From top: Donald Trump arrives in Shannon Airport in May, 2014; Dan Boyle
Few here in Ireland claim to like Donald Trump. Even fewer people would claim to admire him or support his policy approach.
He has some friends. Those who admire the red tooth and claw capitalism they see in Trump, who, while as inarticulate as themselves, is sufficiently in your face to ‘own’ the liberal left.
He exists, despite his obsession with building a wall, to metaphorically tear down walls of regulations produced through liberal democracy, in pursuit of a fairer World.
Despite having had nothing but centre right governments since the foundation of the State, Irish Trump fans see Ireland as a something of a Socialist bedrock.
Our current socialist government in the form of Fine Gael, have been constructing a ‘how many angels on the head of a pin’ approach to both welcoming and not welcoming Donald Trump at the same time.
By its thinking we are not welcoming Donald Trump per se. We are welcoming the holder of the office of President of the USA, and a failure to welcome him properly will be seen by our American friends as a collective snub to all other holders of the office, past and future.
Bollocks to that. The nature of friendly relations between countries is that one can tell the other when they are fecking up royally, or, in Trump’s case, bigly.
It is the current administration that carries the can especially for policy positions that have currency – policies on trade, migration and the environment. Policies, on each of which Trump and his administration want to take us back to some perceived feudal heyday.
In all likelihood Trump’s motivation for wanting to come to Ireland has nothing to do with wanting warmer relations with Ireland.
The probability is that he wants to visit his golf course at Doonbeg, County Clare, as part of his global business promotion tour, rather than make small talk with our Taoiseach and the Minister for Foreign Affairs.
The people in Doonbeg, especially those employed at the resort, will in all likelihood look on with disdain at protest made there.

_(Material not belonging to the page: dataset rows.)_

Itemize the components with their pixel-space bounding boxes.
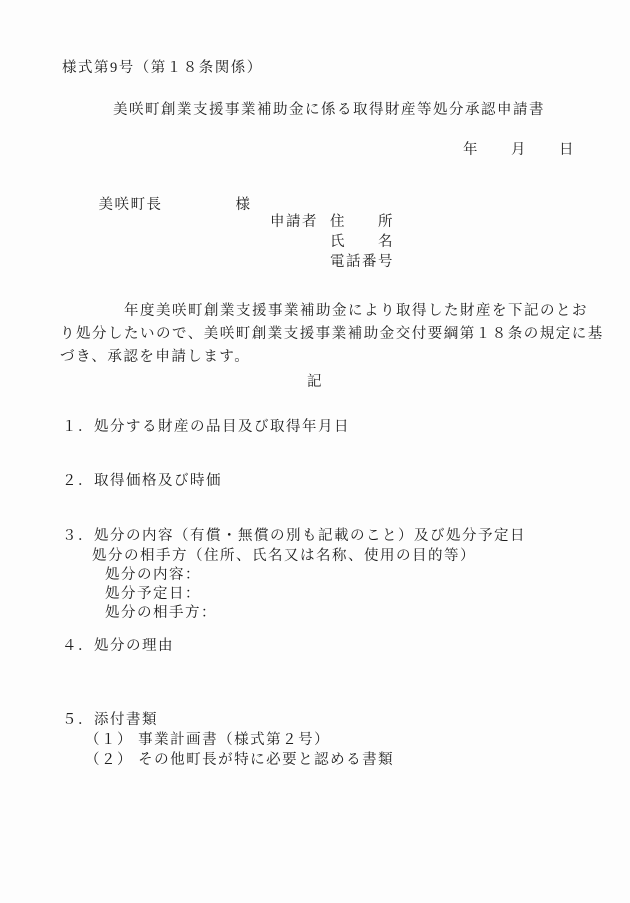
addressee-line: 美咲町長様	[78, 178, 252, 232]
body-paragraph-line2: り処分したいので、美咲町創業支援事業補助金交付要綱第１８条の規定に基	[60, 325, 604, 343]
applicant-name-field: 氏 名	[330, 233, 394, 251]
item-3-detail-planned-date: 処分予定日：	[105, 585, 201, 603]
item-5-attachment-2: （２） その他町長が特に必要と認める書類	[85, 751, 394, 769]
body-paragraph-line1: 年度美咲町創業支援事業補助金により取得した財産を下記のとお	[60, 302, 588, 320]
item-3-detail-content: 処分の内容：	[105, 566, 201, 584]
applicant-phone-field: 電話番号	[330, 253, 394, 271]
item-3-detail-counterparty: 処分の相手方：	[105, 604, 217, 622]
item-5-attachments: ５．添付書類	[62, 711, 158, 729]
body-paragraph-line3: づき、承認を申請します。	[60, 348, 250, 366]
document-title: 美咲町創業支援事業補助金に係る取得財産等処分承認申請書	[113, 101, 545, 119]
item-2-acquisition-price: ２．取得価格及び時価	[62, 472, 222, 490]
application-form-page: 様式第9号（第１８条関係） 美咲町創業支援事業補助金に係る取得財産等処分承認申請…	[0, 0, 630, 903]
ki-heading: 記	[0, 373, 630, 391]
addressee-honorific: 様	[236, 197, 252, 213]
form-number: 様式第9号（第１８条関係）	[62, 59, 263, 77]
item-4-disposal-reason: ４．処分の理由	[62, 637, 174, 655]
item-5-attachment-1: （１） 事業計画書（様式第２号）	[85, 731, 330, 749]
item-3-disposal-details: ３．処分の内容（有償・無償の別も記載のこと）及び処分予定日	[62, 527, 526, 545]
applicant-address-field: 住 所	[330, 213, 394, 231]
applicant-label: 申請者	[270, 213, 318, 231]
item-3-counterparty-note: 処分の相手方（住所、氏名又は名称、使用の目的等）	[92, 547, 476, 565]
addressee-name: 美咲町長	[99, 197, 163, 213]
date-line: 年 月 日	[463, 141, 575, 159]
item-1-property-and-date: １．処分する財産の品目及び取得年月日	[62, 418, 350, 436]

This is understandable. However Trump thrives in these islands of dependency, where silence and blindness is bought.
Others would argue that the best way to protest Trump is to ignore him. There’s a name for that – it’s every other day in Ireland.
Without a large scale, physical manifestation of protest, Trump could rightly claim that Ireland is on his side.
Trump is a complete narcissist. He reacts negatively to anyone who is negative towards him. Large scale protests in London, in Brussels and in Washington do get to him.
I remember being a part of the 2003 No to War march, where 100,000 filled College Green and Dame Street. We may not achieve that scale, but the protest to Thump should be, can be and will be an event of that type.
The difficulty is that several groups want to see this protest happen for a myriad of reasons. There are many reasons to do so, but let’s make sure it brings together as many as possible under a collective banner.
This is a circumstance where we should put aside ego and positioning. Let’s have a welcome in the hillsides. Let’s give Donald Trump the welcome he deserves.